Tan sólo dos años antes del estreno de Django (Sergio Corbucci, 1966), Sergio Leone había estrenado Per un pugno di dollari, una calcomanía sin confesar de Yojimbo (Akira Kurosawa, 1961). Leone perdió el litigio con Kurosawa y quedó demostrado el plagio, pero, pese a la innegable copia del guión, había algo en el estilo artístico y cinematográfico de Leone única en el western hasta esa fecha. Los zooms exagerados (ya llamados italianos dada la procedencia de su autor), la exacerbada violencia mostrada (a los ojos de la sociedad de la época), los valores inmorales del que se suponía, debía ser el héroe recto y puro…
Una serie de conjugaciones habían erigido a Por un Puñado de Dólares como el resurgimiento del género del oeste, dado por muerto hasta por su propio padre fundador, John Ford. Comenzaba la juventud de una nueva generación de espectadores que ya miraban con recelo las batallitas de los nazis de sus padres con distancia. Que buscaban la libertad plena, dejarse el pelo largo y cantar sobre el amor libre y las drogas. Y en esa búsqueda utópica, aparecía una cinta que no era el blanco y negro que comenzaba a representar Wayne.
Cabe esperar (como en todas las artes) que un éxito que sienta las bases de una nueva corriente sea copiado (y mal copiado) hasta la saciedad, en busca de exprimir hasta la última gota de dinero o de expresión. Esta es la historia de Django.
Corbucci, una vez como hizo Leone (y bajo la aparente impasibilidad de Kurosawa), remakeó la idea de un forastero misterioso y violento que en su viaje se cruza con la lucha de dos bandas en el pueblo en el que se hospeda de paso.
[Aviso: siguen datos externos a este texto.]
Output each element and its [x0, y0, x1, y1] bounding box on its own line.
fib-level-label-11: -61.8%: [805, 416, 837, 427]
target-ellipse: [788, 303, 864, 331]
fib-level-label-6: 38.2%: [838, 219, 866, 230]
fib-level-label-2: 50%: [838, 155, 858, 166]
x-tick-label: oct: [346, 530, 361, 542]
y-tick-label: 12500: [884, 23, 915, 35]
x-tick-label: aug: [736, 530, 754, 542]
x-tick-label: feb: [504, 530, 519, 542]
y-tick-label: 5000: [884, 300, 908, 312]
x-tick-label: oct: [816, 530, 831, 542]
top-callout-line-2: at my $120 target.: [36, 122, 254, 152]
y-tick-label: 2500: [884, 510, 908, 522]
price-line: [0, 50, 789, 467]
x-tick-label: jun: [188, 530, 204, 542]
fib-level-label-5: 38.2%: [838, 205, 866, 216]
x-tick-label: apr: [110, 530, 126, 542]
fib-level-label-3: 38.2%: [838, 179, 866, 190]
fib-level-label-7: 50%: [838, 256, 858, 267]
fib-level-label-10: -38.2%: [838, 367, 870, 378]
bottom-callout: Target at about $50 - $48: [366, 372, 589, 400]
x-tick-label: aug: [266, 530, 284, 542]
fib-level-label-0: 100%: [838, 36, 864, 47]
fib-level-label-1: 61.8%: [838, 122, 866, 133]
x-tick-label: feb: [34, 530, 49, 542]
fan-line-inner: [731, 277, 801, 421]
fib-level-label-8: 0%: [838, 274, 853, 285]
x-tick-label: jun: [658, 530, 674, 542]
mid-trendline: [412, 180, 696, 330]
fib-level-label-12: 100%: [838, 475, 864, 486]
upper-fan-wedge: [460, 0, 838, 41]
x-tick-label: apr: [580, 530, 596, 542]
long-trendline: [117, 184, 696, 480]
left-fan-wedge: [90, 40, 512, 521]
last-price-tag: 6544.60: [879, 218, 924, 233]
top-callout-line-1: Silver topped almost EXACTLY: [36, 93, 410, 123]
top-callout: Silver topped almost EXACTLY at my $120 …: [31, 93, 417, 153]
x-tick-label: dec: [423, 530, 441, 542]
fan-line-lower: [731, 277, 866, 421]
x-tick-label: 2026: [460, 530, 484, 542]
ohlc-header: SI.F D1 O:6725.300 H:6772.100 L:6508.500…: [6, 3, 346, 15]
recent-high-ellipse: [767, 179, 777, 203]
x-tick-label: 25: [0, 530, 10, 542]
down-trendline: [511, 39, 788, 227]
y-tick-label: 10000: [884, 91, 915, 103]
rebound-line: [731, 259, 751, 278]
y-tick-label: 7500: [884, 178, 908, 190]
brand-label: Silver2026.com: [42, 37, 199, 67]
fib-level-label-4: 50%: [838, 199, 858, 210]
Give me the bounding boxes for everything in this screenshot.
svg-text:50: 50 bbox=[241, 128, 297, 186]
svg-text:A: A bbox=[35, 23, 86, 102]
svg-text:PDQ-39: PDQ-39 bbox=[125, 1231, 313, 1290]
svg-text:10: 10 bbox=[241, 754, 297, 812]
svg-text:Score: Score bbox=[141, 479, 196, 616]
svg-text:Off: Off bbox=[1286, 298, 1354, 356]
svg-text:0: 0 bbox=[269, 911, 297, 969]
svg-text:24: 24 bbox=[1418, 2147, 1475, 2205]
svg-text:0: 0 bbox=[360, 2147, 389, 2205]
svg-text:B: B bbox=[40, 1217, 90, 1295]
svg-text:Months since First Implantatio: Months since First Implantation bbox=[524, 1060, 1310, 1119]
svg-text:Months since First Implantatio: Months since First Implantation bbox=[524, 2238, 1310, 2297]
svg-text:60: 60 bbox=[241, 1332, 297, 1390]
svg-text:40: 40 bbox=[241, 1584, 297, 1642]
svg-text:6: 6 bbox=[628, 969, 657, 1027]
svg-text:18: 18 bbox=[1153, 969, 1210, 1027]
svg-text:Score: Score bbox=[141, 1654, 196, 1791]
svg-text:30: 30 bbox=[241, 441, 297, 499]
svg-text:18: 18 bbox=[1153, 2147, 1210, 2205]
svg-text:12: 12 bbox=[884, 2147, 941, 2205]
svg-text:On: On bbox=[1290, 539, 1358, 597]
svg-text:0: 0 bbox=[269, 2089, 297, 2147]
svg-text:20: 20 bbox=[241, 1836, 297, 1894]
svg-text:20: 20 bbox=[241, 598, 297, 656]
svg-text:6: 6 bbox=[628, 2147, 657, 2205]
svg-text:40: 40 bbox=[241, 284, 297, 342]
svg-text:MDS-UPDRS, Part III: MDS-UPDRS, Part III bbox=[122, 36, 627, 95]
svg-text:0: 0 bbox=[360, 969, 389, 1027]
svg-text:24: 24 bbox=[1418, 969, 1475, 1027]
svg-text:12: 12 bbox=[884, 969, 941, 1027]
Esta es exactamente la idea en los tres films (que se estrenan casi de manera consecutiva: 1961, 1964, 1966).
¿Qué trae nuevo Corbucci a una idea más que saturada por entonces? Pues, a decir verdad, bastante. Si a nivel visual y cinematográfico, Leone había invertido el status quo de Hollywood hasta ese momento, la filmografía western de Corbucci (que se iniciaba con Django) establecía una narrativa y desarrollo de personajes mucho más realistas y profundos que el Leone de Por un Puñado de Dólares.
El Django de Franco Nero rompía el esquema de Leone de hombre-sin-nombre-ni-pasado: la vestimenta del antihéroe nos indica que ha estado en el lado unionista de la Guerra Civil americana (aquí Corbucci comienza a impregnar su obra de un mensaje político, como nos habló mi compañero de sección Carlos Portolés en Vamos a matar, compañeros). Asimismo, a lo largo de la película, conocemos que Django estuvo enamorado y casado con una mujer, asesinada en su ausencia durante la guerra por el villano magistralmente interpretado por Eduardo Fajardo; esto deriva en que el protagonista cuente con un móvil de venganza realista y que justifica sus acciones (algo que no pasaba en Yojimbo y en Por un Puñado de Dólares, que simplemente estaban jugándose el pellejo por diversión y un poco de dinero).
Los finales agridulces y oscuros del italiano (que alcanzan su cúlmen en una obra que analizaremos la próxima semana, Il Grande Silenzio) ya se mostraban en ligeras pinceladas en sus anteriores obras, pero aquí maneja con soltura absoluta su primera obra «libre» y sin ataduras de producciones dictatoriales.
El éxito de Django es tal (pese a que, en principio, no era previsible) que Franco Nero se convierte en una estrella del cine europeo, así como un modelo de referencia masculino. La marca Django, al no estar registrada como en las películas modernas, la tomaron autores de todos lados para sus películas. No eran secuelas, ni precuelas, ni remakes: al ser de libre uso, cualquier guión con un héroe gris y chulesco llevaba de nombre y título. Django era un cuasi-superhéroe que aseguraba el éxito comercial y servía para atrapar al espectador. No sólo era una aseguradora de éxitos, era también un cebo de ventas que Europa explotó de manera exacerbada en más de 31 películas con títulos ridículos a la par que originales, algo que ni Takashi Miike ni el mismísimo Tarantino desaprovecharon en su homenaje al género con Sukiyaki Western Django ni Django Unchained.